Its meant to make anything you put it on more desirable...
 
 
FinderWolf
17:25 / 01.07.04
That looks cool, Fool - what's your site again for buying them there T-shirts?
 
 
Char Aina
01:06 / 02.07.04
You'll learn tons of important lessons from working in jobs that aren't necessarily your first choice.


i'd certainly agree with that.
one simple lesson i learned is how to treat people who serve you. i may have already been nice in bars(etc)instinctively, but the hospitatlity industry certainly made sure i was.

not when serving, of course. there are always some wankers who need to be fucked with.




trying to gain good from the bad experience of work was a big part of my reason for thinking along these lines, incidentally. i hate the idea of writing off those hours, and i see this as chance for some fun.
 
 
the Fool
01:47 / 02.07.04
That looks cool, Fool - what's your site again for buying them there T-shirts?

www.afrenasia.com/identiware
 
 
Char Aina
18:27 / 15.07.04
a salesman's main skill is a good approach.

people have a defensive wall of prejudices and knee-jerk reactions in place most of the time, designed i guess to keep out those experience has taught are not worth engaging with.

getting inside that wall effectively is the only real hurdle involved in ethical(no sae pushy) sales, in my experience.

so far i have been going mostly by how it feels to establish a rapport, but i feel i could further streamline my approach to be even more effective.

techniques for pure sales can be found easily online or in the library, the most familiar model to most folks being the 'high probability' style.

put simply, this is where one ascertains rapidly through questioning whether the person being 'pitched' is going to be your perfect customer. if you at any point find that the service you offer would be useless to them, you drop the pitch and move on. the focus is on getting through those negative responses quickly, rather than getting every last sale possible. its popular with folks seeking a one-time buyer and its also a great way to advertise, as more people see the company name. (google for the cobra group-they specialise in commission only sales/marketing shit)

the sales i am involved in is often best played this way.
customers will have explained to you that they do want the product by the end of the pitch, or they will have been given a hearty and polite goodbye.




so.
i started with a little NLP-inspired thought on that, mostly regarding the approach...
and it brought me to thinking of firewalls.

some of the most negative aspects of human psychology are often on display to the unfortunate in the position of pure sales such as door-to-door. displays of aggression and occasionally hysteria at the simple request that one spend time considering a proposition are frighteningly common, and i think they are probably akin to a firewall.
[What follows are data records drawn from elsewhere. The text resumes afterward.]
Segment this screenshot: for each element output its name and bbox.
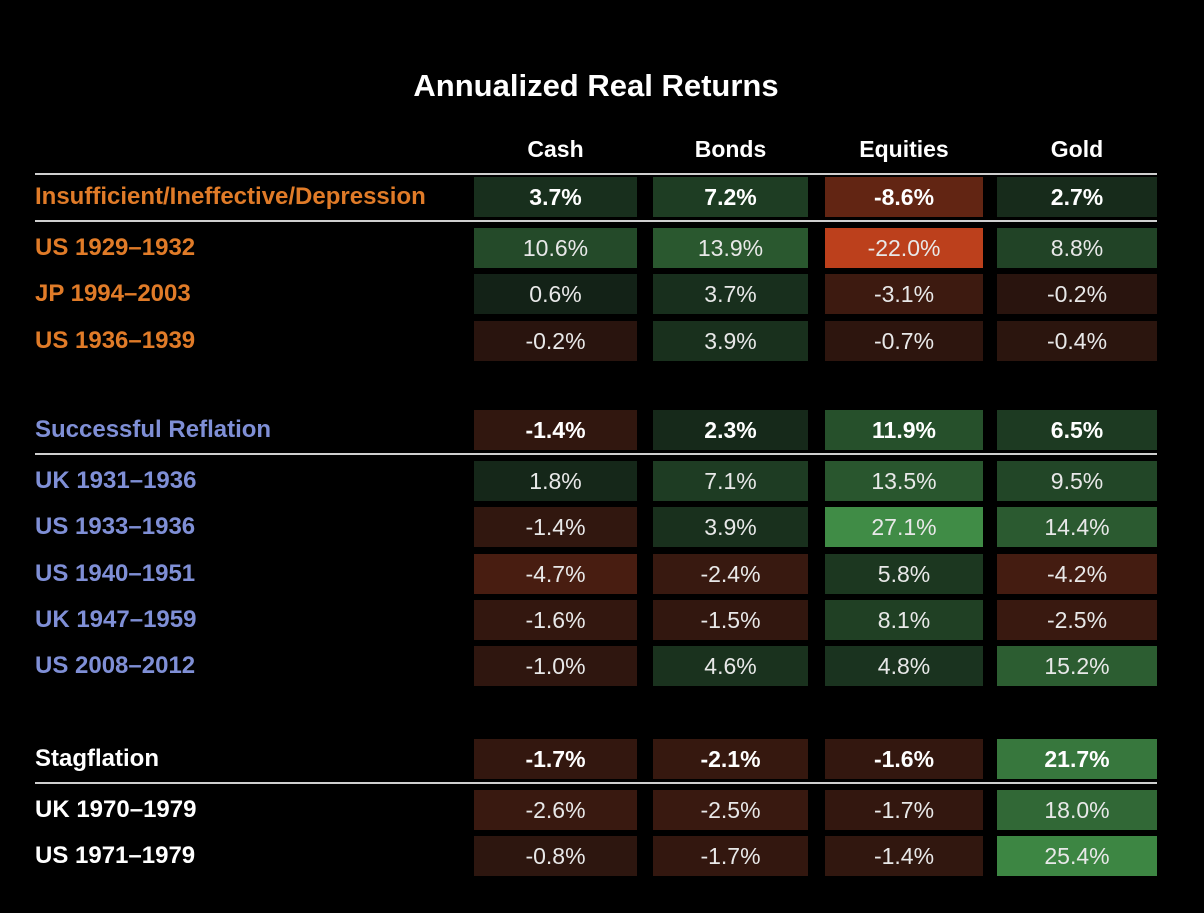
heatmap-cell-cash: -2.6% — [474, 790, 637, 830]
row-label: Stagflation — [35, 745, 159, 772]
heatmap-cell-cash: 0.6% — [474, 274, 637, 315]
group-summary-row: Insufficient/Ineffective/Depression 3.7% 7… — [35, 177, 1157, 217]
heatmap-cell-bonds: 4.6% — [653, 646, 808, 687]
heatmap-cell-gold: 18.0% — [997, 790, 1157, 830]
heatmap-cell-bonds: -2.5% — [653, 790, 808, 830]
heatmap-cell-equities: -22.0% — [825, 228, 983, 268]
heatmap-cell-bonds: 3.7% — [653, 274, 808, 315]
heatmap-cell-equities: -1.7% — [825, 790, 983, 830]
heatmap-cell-equities: -8.6% — [825, 177, 983, 217]
column-header-gold: Gold — [1050, 136, 1104, 162]
heatmap-cell-bonds: -1.7% — [653, 836, 808, 877]
row-label: UK 1970–1979 — [35, 796, 197, 823]
row-label: US 1929–1932 — [35, 234, 196, 261]
column-header-equities: Equities — [859, 136, 949, 162]
group-summary-row: Stagflation -1.7% -2.1% -1.6% 21.7% — [35, 739, 1157, 779]
divider — [35, 782, 1157, 784]
heatmap-cell-equities: -1.6% — [825, 739, 983, 779]
heatmap-cell-gold: -2.5% — [997, 599, 1157, 640]
heatmap-cell-bonds: 7.2% — [653, 177, 808, 217]
table-row: US 1971–1979 -0.8% -1.7% -1.4% 25.4% — [35, 836, 1157, 877]
table-row: US 1940–1951 -4.7% -2.4% 5.8% -4.2% — [35, 553, 1157, 594]
table-row: UK 1931–1936 1.8% 7.1% 13.5% 9.5% — [35, 461, 1157, 501]
heatmap-cell-gold: 9.5% — [997, 461, 1157, 501]
heatmap-cell-bonds: 3.9% — [653, 507, 808, 548]
divider — [35, 173, 1157, 175]
heatmap-cell-gold: 2.7% — [997, 177, 1157, 217]
divider — [35, 220, 1157, 222]
heatmap-cell-bonds: 13.9% — [653, 228, 808, 268]
row-label: US 1936–1939 — [35, 326, 196, 354]
heatmap-cell-gold: -0.2% — [997, 274, 1157, 315]
heatmap-cell-equities: -1.4% — [825, 836, 983, 877]
row-label: UK 1931–1936 — [35, 467, 197, 494]
heatmap-cell-cash: 3.7% — [474, 177, 637, 217]
row-label: Successful Reflation — [35, 416, 272, 443]
heatmap-cell-gold: -4.2% — [997, 553, 1157, 594]
row-label: JP 1994–2003 — [35, 280, 191, 308]
heatmap-cell-equities: 8.1% — [825, 599, 983, 640]
row-label: US 1971–1979 — [35, 842, 196, 870]
table-row: JP 1994–2003 0.6% 3.7% -3.1% -0.2% — [35, 274, 1157, 315]
heatmap-cell-bonds: -2.1% — [653, 739, 808, 779]
heatmap-cell-gold: -0.4% — [997, 320, 1157, 361]
heatmap-cell-equities: -3.1% — [825, 274, 983, 315]
heatmap-cell-cash: 1.8% — [474, 461, 637, 501]
heatmap-cell-cash: -0.2% — [474, 320, 637, 361]
table-row: US 2008–2012 -1.0% 4.6% 4.8% 15.2% — [35, 646, 1157, 687]
heatmap-cell-gold: 21.7% — [997, 739, 1157, 779]
table-row: UK 1970–1979 -2.6% -2.5% -1.7% 18.0% — [35, 790, 1157, 830]
row-label: US 1940–1951 — [35, 559, 196, 587]
heatmap-cell-bonds: 2.3% — [653, 410, 808, 450]
row-label: UK 1947–1959 — [35, 605, 197, 633]
column-header-cash: Cash — [527, 136, 584, 162]
heatmap-cell-gold: 8.8% — [997, 228, 1157, 268]
heatmap-cell-cash: -1.4% — [474, 507, 637, 548]
row-label: Insufficient/Ineffective/Depression — [35, 183, 426, 210]
group-summary-row: Successful Reflation -1.4% 2.3% 11.9% 6.5% — [35, 410, 1157, 450]
heatmap-cell-equities: 4.8% — [825, 646, 983, 687]
heatmap-cell-equities: 11.9% — [825, 410, 983, 450]
heatmap-cell-bonds: -2.4% — [653, 553, 808, 594]
heatmap-cell-cash: -1.0% — [474, 646, 637, 687]
heatmap-cell-cash: 10.6% — [474, 228, 637, 268]
table-row: US 1929–1932 10.6% 13.9% -22.0% 8.8% — [35, 228, 1157, 268]
heatmap-cell-cash: -1.6% — [474, 599, 637, 640]
row-label: US 1933–1936 — [35, 513, 196, 541]
heatmap-cell-equities: 27.1% — [825, 507, 983, 548]
heatmap-cell-cash: -1.4% — [474, 410, 637, 450]
table-row: UK 1947–1959 -1.6% -1.5% 8.1% -2.5% — [35, 599, 1157, 640]
row-label: US 2008–2012 — [35, 652, 196, 680]
table-row: US 1936–1939 -0.2% 3.9% -0.7% -0.4% — [35, 320, 1157, 361]
heatmap-cell-gold: 14.4% — [997, 507, 1157, 548]
heatmap-cell-cash: -4.7% — [474, 553, 637, 594]
table-row: US 1933–1936 -1.4% 3.9% 27.1% 14.4% — [35, 507, 1157, 548]
heatmap-cell-cash: -0.8% — [474, 836, 637, 877]
heatmap-cell-cash: -1.7% — [474, 739, 637, 779]
heatmap-cell-equities: -0.7% — [825, 320, 983, 361]
heatmap-cell-equities: 5.8% — [825, 553, 983, 594]
heatmap-cell-equities: 13.5% — [825, 461, 983, 501]
heatmap-cell-bonds: 7.1% — [653, 461, 808, 501]
chart-title: Annualized Real Returns — [413, 68, 779, 103]
heatmap-cell-bonds: -1.5% — [653, 599, 808, 640]
heatmap-cell-gold: 15.2% — [997, 646, 1157, 687]
heatmap-cell-bonds: 3.9% — [653, 320, 808, 361]
heatmap-cell-gold: 25.4% — [997, 836, 1157, 877]
column-header-bonds: Bonds — [694, 136, 767, 162]
divider — [35, 453, 1157, 455]
heatmap-cell-gold: 6.5% — [997, 410, 1157, 450]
although these are negative reactions, they do provide one with protection against those whom prejudice have decided are unwelcome conversation partners.
such a set of persons is obviously the salesmen.
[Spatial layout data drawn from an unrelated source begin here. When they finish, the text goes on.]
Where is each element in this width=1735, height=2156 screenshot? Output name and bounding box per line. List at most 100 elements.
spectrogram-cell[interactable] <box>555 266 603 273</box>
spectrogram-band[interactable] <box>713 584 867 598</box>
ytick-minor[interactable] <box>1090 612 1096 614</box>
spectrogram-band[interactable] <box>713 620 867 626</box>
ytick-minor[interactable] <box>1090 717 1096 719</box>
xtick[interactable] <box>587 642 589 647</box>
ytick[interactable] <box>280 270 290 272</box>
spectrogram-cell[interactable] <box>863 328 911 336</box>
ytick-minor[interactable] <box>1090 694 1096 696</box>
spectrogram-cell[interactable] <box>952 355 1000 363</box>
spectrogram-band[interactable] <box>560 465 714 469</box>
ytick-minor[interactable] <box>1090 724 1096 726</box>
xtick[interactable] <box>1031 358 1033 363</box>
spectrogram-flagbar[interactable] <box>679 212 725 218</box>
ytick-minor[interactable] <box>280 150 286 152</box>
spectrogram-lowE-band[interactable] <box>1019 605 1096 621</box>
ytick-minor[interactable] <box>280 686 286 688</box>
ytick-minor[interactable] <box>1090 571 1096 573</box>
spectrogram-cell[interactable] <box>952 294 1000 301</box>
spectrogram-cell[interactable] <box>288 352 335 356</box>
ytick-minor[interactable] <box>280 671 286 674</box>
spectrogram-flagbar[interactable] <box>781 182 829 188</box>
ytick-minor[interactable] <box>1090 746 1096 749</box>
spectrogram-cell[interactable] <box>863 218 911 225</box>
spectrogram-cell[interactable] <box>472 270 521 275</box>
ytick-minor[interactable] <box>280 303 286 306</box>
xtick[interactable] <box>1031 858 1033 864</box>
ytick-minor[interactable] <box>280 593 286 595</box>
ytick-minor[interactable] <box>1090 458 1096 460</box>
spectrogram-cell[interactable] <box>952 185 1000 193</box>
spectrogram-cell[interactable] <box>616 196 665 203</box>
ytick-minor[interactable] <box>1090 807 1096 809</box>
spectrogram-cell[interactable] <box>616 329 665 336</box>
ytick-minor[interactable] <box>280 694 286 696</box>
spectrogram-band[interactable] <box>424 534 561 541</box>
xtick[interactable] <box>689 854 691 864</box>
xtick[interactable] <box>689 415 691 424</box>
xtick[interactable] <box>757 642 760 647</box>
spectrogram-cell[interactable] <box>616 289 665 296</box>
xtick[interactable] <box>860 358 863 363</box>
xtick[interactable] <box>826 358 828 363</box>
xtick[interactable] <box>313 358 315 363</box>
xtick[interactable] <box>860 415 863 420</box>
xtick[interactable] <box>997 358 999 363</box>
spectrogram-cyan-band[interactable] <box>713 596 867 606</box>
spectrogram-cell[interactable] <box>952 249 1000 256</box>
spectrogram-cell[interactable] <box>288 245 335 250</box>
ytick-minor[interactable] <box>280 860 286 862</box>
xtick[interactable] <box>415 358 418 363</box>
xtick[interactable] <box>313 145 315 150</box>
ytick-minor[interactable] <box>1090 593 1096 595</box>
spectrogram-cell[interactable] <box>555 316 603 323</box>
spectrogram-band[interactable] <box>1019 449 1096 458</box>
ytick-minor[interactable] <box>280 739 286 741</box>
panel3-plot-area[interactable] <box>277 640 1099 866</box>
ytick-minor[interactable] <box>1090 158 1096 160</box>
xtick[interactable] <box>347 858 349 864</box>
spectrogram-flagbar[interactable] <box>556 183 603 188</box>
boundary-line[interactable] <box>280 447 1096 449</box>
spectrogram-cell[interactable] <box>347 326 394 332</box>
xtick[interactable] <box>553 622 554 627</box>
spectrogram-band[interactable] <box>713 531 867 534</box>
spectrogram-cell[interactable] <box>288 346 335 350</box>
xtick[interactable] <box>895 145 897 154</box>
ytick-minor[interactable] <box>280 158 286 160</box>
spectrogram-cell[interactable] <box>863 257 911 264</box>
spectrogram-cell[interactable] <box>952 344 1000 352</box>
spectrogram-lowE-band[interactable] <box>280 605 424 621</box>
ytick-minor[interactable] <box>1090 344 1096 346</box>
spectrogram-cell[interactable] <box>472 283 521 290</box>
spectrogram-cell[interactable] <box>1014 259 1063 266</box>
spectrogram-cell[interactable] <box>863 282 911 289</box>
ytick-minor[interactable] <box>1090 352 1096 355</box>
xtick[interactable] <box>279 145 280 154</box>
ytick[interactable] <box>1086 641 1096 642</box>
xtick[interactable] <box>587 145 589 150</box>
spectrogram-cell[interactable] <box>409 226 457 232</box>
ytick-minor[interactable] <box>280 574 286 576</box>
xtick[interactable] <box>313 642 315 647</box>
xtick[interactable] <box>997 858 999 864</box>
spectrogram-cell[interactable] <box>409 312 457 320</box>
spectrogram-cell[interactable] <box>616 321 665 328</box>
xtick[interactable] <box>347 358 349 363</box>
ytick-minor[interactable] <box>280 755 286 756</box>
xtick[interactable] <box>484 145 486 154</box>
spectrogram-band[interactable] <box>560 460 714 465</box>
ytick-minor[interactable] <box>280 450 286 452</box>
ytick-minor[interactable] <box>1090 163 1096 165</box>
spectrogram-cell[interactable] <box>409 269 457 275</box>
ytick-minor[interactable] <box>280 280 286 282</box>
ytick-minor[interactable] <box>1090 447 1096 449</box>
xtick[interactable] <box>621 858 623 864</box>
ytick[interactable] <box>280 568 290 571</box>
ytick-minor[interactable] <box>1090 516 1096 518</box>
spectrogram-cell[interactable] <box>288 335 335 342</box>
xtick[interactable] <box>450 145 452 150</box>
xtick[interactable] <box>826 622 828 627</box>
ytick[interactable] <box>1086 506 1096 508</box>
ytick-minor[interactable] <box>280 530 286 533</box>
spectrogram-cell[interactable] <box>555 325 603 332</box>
if what is in place is a firewall, i started to think that perhaps those who can defeat the computer equivalent might have some applicable strategies.
now, from what i know of virus programming, the main trick to master is also the 'approach' phase, when a PC first encounters the program in question.
if the computer's firewall(also working from prejudices) recognises the new face as an unwelcome one, it will disallow access.
as far as i have been informed, the viral program is not necessarily intent on causing damage, it just has to fit the description of a program that would.(a worm designed to delete spyware would probably be disallowed from accesing the PC as often as one laying the stuff)

could there be lessons to be learned from virus programmers?
is there such a thing as a benign virus programmer?

is it just as simple as "seem friendly"?

are there workable methods to ensure an enthusiastic audience?
 
 
Char Aina
18:27 / 28.07.04
experiment cancelled due to inclement employment conditions...

this thread is of no use to me any more, so i'm not gonna bother adding to it.
anyone with any questions about my time selling, PM me.